No obstante, este optimismo debe matizarse pues en ciertas circunstancias no se han logrado mantener los vínculos intergeneracionales:
En contextos de pobreza y crisis, sobre todo en países del sur, en ausencia de protección social. Porque, como subraya Pilon y Vignikin, la pobreza socava la solidaridad (Pilon y Vignikin, 2006).
La enfermedad, especialmente el sida en África y Asia, que debilita la solidaridad familiar. Se plantea el problema de asumir el cargo de enfermos por parte de parientes durante periodos muy prolongados.
La dependencia de las personas de avanzada edad, ya sea financiera o física. Ya que, como señala François de Singly, "la calidad de las relaciones intergeneracionales es compatible con el sentimiento del deber, incluso de la obligación, pero no con el sentimiento de dependencia" (Singly, 1993).
El verdadero problema se halla en la vulnerabilidad de las personas de avanzada edad, especialmente mujeres; la crisis económica que afecta de forma duradera a las jóvenes generaciones; el SIDA. Al fin y al cabo, una mayor carga para la generación pivote, que también, en este caso, pesa esencialmente sobre las mujeres.
El auge del individualismo que caracteriza nuestras sociedades modernas no parece pues haber cuestionado la intensidad de los lazos intergeneracionales ni la existencia de grupos familiares. Incluso parece, como Jean-Hugues Déchaux ha señalado en un artículo reciente, que el individualismo no permite comprender la familia (Déchaux, 2010).3 En realidad, la valorización y la promoción del individuo con el deseo de "convertirse en sí mismo" le conducirían a rechazar el sacrificio por la familia. O bien esta tesis respaldada por U. Beck 2008), A. Giddens (1992) y Z. Bauman (2004), choca con las normas familiares siempre presentes en Europa; o bien las conductas más individualistas que caracterizan nuestras sociedades modernas chocan con las normas familiares que, según las investigaciones de Daatland y su equipo, siguen predominantes en Europa (Daatland y Herlofson, 2003). Las normas no han desaparecido, al contrario.

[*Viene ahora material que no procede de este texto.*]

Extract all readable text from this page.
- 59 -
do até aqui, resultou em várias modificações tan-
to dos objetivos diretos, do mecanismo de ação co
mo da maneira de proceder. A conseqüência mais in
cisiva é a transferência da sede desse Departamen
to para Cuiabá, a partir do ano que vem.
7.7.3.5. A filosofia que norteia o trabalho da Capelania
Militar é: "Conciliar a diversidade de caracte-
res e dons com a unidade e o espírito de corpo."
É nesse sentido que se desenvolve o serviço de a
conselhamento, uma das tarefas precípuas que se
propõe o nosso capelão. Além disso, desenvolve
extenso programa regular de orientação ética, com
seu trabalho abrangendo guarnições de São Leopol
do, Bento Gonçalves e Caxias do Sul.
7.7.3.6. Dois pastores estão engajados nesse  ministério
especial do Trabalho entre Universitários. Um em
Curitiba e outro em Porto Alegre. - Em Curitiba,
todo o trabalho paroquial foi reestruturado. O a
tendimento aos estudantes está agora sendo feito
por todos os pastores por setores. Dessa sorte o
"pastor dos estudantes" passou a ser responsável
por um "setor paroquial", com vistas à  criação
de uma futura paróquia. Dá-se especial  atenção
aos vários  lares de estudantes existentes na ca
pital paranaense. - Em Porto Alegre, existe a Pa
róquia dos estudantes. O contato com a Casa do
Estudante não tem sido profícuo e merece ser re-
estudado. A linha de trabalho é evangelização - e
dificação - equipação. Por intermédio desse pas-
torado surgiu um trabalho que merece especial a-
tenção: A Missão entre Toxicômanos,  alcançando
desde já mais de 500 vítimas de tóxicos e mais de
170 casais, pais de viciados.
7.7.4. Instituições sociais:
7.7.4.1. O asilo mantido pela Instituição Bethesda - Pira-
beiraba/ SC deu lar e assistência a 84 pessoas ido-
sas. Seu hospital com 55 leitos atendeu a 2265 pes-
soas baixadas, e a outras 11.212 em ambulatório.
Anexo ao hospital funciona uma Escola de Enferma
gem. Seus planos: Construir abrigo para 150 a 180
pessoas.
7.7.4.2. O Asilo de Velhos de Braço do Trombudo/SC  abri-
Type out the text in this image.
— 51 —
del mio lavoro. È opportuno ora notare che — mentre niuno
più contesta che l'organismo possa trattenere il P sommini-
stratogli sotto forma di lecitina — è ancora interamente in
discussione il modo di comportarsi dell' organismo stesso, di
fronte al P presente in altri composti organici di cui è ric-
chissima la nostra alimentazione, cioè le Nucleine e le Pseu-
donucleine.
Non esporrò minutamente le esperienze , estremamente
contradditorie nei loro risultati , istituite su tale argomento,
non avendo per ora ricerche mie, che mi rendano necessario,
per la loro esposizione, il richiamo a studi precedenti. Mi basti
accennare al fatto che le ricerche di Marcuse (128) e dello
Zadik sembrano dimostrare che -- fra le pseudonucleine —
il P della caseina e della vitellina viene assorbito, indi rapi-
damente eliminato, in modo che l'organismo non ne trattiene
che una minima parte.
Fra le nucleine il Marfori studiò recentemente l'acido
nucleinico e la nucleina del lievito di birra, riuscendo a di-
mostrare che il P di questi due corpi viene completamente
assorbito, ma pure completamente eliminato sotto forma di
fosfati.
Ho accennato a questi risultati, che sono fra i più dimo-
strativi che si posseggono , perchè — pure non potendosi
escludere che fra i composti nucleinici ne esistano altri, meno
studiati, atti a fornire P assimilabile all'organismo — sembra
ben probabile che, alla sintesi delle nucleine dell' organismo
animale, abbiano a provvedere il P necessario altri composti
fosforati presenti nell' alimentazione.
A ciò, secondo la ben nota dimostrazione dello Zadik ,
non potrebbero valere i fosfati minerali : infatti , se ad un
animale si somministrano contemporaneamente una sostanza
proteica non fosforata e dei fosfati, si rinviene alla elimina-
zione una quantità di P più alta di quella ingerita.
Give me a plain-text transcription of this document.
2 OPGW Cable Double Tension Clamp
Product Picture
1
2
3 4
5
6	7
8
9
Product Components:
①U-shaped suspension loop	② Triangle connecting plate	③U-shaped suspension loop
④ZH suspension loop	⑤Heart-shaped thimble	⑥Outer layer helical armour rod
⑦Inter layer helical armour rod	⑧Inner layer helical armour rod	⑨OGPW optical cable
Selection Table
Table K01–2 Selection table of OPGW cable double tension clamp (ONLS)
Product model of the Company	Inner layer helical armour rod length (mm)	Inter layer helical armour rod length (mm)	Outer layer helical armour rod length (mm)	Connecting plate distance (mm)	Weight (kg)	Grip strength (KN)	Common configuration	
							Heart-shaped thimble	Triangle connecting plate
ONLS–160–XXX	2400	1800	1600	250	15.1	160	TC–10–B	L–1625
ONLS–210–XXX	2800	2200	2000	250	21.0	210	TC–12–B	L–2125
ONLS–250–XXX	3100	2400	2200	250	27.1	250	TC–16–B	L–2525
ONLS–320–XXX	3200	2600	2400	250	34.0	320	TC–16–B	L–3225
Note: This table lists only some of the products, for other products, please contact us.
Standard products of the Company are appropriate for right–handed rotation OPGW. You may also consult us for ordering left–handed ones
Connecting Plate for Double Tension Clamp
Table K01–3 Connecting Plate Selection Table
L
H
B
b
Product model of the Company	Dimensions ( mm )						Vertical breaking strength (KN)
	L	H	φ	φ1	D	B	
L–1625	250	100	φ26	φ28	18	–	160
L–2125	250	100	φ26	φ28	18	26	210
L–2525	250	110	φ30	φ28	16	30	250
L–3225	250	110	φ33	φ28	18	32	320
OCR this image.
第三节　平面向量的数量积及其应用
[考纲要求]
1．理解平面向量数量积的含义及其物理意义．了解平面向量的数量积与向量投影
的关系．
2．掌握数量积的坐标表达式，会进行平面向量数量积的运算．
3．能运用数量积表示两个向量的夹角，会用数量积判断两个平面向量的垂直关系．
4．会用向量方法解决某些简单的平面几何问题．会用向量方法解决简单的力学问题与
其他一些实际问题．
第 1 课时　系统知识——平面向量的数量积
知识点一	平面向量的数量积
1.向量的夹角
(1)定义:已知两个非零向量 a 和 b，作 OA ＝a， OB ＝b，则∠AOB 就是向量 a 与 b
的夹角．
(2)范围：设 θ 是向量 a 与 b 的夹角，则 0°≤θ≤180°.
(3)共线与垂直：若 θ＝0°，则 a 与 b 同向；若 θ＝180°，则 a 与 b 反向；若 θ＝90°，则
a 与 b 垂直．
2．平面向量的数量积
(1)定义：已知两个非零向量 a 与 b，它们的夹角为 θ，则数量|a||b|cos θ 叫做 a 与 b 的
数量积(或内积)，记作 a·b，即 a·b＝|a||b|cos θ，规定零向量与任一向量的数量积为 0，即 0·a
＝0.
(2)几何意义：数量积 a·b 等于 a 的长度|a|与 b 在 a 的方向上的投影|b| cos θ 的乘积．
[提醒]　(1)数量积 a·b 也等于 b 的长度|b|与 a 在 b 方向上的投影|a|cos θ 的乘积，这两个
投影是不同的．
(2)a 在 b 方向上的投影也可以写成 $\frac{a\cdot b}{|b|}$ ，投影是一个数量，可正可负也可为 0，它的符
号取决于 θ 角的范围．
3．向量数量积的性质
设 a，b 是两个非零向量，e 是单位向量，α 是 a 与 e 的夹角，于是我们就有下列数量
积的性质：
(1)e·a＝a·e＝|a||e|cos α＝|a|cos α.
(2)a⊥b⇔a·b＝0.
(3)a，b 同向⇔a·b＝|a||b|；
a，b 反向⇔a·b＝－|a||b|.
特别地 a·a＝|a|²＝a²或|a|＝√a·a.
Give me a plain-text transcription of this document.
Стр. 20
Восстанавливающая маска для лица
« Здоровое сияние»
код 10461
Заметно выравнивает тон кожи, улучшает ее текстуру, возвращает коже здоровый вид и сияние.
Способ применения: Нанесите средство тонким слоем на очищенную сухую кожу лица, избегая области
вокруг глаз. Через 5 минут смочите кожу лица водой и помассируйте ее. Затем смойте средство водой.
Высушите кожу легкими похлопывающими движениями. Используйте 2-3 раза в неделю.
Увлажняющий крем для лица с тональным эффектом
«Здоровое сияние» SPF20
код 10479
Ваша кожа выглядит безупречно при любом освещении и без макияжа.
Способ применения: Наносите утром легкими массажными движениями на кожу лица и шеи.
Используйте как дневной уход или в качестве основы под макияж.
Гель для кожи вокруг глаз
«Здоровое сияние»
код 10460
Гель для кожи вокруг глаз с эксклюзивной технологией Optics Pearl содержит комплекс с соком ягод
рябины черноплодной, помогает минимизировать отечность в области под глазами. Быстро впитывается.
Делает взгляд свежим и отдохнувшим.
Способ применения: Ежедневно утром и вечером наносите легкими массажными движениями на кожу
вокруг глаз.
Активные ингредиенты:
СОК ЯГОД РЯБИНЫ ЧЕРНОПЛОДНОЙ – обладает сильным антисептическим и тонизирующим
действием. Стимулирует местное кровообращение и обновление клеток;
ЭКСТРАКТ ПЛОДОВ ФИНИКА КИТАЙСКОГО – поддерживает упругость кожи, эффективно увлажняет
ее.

Jean-Hugues Déchaux (2010) demuestra claramente que las normas no se han diluido con la modernidad, sino que "existe un edificio social de regulación de la autonomía, de regulación de lo íntimo y de las relaciones interpersonales, fundado sobre unos regímenes de normatividad significativamente inéditos" (Déchaux, 2010: 96). De hecho, las normas se difunden a través de otras voces, como los medios de comunicación, especialmente la prensa femenina, los expertos (médicos, psicólogos), servicios sociales de la infancia y de la familia... éstas definen lo que debe ser una "buena pareja", "una educación exitosa", "la mejor edad para tener hijos", "la mejor forma de vivir su sexualidad", "la mejor manera de divorciarse" (Déchaux, 2010: 101) y, en la actualidad, el nuevo arte de ser abuelo o de vivir la familia reconstituida. Un conjunto de reglas, de principios, de prácticas, se perfila a fin de enmarcar la libertad individual, haciendo hincapié en "la inquietud de cada uno por desarrollarse y ser único" (Déchaux, 2010: 107). Esta contradicción es la que las generaciones nacidas después de la guerra deben manejar.
Las relaciones intergeneracionales, por tanto, deben ser estudiadas a través del prisma de esta contradicción, de esta tensión entre la "necesidad de familia" y la "necesidad de autonomía". Esto resulta más importante que la interacción de las relaciones intergeneracionales con las conductas demográficas y familiares.